On therapy, Amanda sees models as a valuable third role. They are not professional therapists. They can be knowledgeable, anonymous, and helpful as listening partners. That combination can be valuable for many users if the limitations of the relationship are clear and if systems do not misrepresent themselves as substitutes for human clinicians.
🧙♂️ LLM whisperers and the community of experimenters
What makes a good LLM whisperer? Amanda highlights three qualities: willingness to interact and iterate, experimental curiosity, and the ability to explain tasks clearly to models. Prompting is empirical. Different models respond to different styles. Good whisperers test, learn and refine.
She also appreciates community experimenters who probe models deeply. Those experiments reveal psychological quirks and potential harms. They can push developers to fix system prompts, improve training, and think about model welfare.
🚨 Safety, alignment, and the responsibilities of builders
Would developers stop building if alignment proved impossible? Amanda argues that continuing to pursue more powerful models without alignment makes no sense. The standard of evidence will often be ambiguous, but responsible teams will raise the bar for deployment as capabilities increase.
She expects organizations to take alignment seriously and supports internal and external scrutiny to ensure that safety remains central. That includes designing models that are both capable and demonstrably aligned with human values and norms.
📚 Recommended reading and final thought
Amanda recommends Benjamin Labatut's book When We Cease to Understand the World as a useful artistic reflection on living through scientific upheaval. She draws a hopeful parallel. Right now reality feels strange and unsettled. The aim is to work so future observers can look back and say we did well.

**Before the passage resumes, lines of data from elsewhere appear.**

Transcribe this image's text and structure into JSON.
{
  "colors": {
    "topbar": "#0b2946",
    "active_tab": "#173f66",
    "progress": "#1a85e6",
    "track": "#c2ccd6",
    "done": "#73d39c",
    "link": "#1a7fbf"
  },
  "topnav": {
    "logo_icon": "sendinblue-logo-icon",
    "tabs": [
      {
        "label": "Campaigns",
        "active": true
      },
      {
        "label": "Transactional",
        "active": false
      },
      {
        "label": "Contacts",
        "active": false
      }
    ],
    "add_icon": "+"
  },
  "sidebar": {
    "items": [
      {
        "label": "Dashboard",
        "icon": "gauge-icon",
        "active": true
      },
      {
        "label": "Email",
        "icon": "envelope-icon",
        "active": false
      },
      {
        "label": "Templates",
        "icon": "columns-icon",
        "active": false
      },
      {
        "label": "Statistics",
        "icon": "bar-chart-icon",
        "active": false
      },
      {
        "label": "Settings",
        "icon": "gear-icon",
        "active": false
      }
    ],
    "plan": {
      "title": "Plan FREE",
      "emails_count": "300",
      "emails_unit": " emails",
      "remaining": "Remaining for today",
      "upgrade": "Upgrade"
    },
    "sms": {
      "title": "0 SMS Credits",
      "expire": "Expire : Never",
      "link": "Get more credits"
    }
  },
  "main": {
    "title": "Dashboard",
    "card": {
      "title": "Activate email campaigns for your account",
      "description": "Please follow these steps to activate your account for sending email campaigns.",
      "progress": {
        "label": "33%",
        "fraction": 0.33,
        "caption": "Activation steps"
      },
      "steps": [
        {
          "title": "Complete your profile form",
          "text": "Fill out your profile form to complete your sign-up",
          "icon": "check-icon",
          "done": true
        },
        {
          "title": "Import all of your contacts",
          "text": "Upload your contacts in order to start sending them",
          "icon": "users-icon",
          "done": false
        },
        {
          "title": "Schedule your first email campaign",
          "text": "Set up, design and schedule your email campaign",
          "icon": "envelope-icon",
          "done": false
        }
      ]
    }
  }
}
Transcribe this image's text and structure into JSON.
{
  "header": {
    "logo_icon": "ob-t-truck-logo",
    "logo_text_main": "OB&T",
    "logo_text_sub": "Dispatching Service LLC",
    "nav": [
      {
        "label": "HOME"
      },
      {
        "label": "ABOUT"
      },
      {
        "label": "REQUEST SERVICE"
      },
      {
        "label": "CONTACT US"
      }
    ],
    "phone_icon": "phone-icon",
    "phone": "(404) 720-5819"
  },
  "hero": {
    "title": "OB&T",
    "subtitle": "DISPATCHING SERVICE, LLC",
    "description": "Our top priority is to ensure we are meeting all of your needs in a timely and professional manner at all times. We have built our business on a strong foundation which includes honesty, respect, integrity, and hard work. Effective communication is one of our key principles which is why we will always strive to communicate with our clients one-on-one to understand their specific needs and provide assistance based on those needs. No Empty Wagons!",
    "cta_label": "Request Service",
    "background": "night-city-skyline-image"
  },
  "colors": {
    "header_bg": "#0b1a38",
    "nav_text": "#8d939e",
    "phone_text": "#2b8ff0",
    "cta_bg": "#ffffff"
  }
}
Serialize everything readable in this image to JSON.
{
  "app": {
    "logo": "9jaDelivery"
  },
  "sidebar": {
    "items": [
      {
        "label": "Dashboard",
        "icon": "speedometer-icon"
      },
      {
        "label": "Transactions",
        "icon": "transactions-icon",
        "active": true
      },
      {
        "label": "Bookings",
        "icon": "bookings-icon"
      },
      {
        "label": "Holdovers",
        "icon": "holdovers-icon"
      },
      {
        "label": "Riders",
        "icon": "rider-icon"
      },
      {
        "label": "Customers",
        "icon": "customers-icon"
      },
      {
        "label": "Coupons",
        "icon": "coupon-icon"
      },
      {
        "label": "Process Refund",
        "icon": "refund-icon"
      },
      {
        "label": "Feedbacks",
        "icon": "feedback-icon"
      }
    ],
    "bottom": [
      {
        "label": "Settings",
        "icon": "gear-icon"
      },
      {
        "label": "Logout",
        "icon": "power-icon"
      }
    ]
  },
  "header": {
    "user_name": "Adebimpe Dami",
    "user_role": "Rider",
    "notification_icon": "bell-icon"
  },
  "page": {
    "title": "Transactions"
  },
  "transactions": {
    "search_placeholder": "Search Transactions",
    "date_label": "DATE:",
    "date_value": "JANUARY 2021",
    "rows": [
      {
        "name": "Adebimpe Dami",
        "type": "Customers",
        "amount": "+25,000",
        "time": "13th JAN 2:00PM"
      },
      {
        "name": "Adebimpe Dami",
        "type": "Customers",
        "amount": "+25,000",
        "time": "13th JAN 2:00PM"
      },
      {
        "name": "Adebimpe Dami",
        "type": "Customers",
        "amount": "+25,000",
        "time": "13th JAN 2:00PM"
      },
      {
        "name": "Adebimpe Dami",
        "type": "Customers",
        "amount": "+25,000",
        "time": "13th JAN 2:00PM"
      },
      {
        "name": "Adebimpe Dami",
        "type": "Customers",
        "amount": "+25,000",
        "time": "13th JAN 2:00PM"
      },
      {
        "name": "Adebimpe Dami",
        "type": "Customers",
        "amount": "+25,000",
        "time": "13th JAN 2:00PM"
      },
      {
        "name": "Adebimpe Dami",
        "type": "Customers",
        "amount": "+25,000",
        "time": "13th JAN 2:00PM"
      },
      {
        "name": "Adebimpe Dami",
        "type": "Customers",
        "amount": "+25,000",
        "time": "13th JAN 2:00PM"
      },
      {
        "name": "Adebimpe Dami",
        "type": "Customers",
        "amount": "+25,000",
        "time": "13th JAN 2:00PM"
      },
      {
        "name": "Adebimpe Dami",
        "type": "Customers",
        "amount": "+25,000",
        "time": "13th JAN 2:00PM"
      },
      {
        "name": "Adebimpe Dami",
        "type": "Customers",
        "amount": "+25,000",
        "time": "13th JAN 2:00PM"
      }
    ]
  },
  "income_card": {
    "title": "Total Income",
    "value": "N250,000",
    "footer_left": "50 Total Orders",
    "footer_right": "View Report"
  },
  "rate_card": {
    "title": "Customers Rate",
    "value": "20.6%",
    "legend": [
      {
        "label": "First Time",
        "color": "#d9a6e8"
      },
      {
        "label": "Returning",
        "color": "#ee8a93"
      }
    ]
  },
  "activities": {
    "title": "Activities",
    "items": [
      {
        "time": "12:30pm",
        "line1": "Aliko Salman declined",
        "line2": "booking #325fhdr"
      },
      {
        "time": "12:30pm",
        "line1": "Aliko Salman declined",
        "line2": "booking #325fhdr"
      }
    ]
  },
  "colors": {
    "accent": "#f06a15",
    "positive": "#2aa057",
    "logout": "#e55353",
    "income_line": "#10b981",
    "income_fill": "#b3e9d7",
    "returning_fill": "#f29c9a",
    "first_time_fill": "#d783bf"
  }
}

Key takeaways for practitioners
- Design for interpretability: Help models reason about identity, deprecation and social norms.
- Reduce harm where uncertain: When the cost is low, treat ambiguous agents with care.
- Experiment openly: Community probing surfaces issues that training alone may miss.
- Raise deployment standards: As capabilities scale, so must the evidence for safety and alignment.
These are practical, philosophical and ethical levers that together shape how AI behaves and how society adapts. The work mixes the conceptual clarity of philosophy with the iterative craft of engineering. That combination will matter as models become more integrated into everyday life.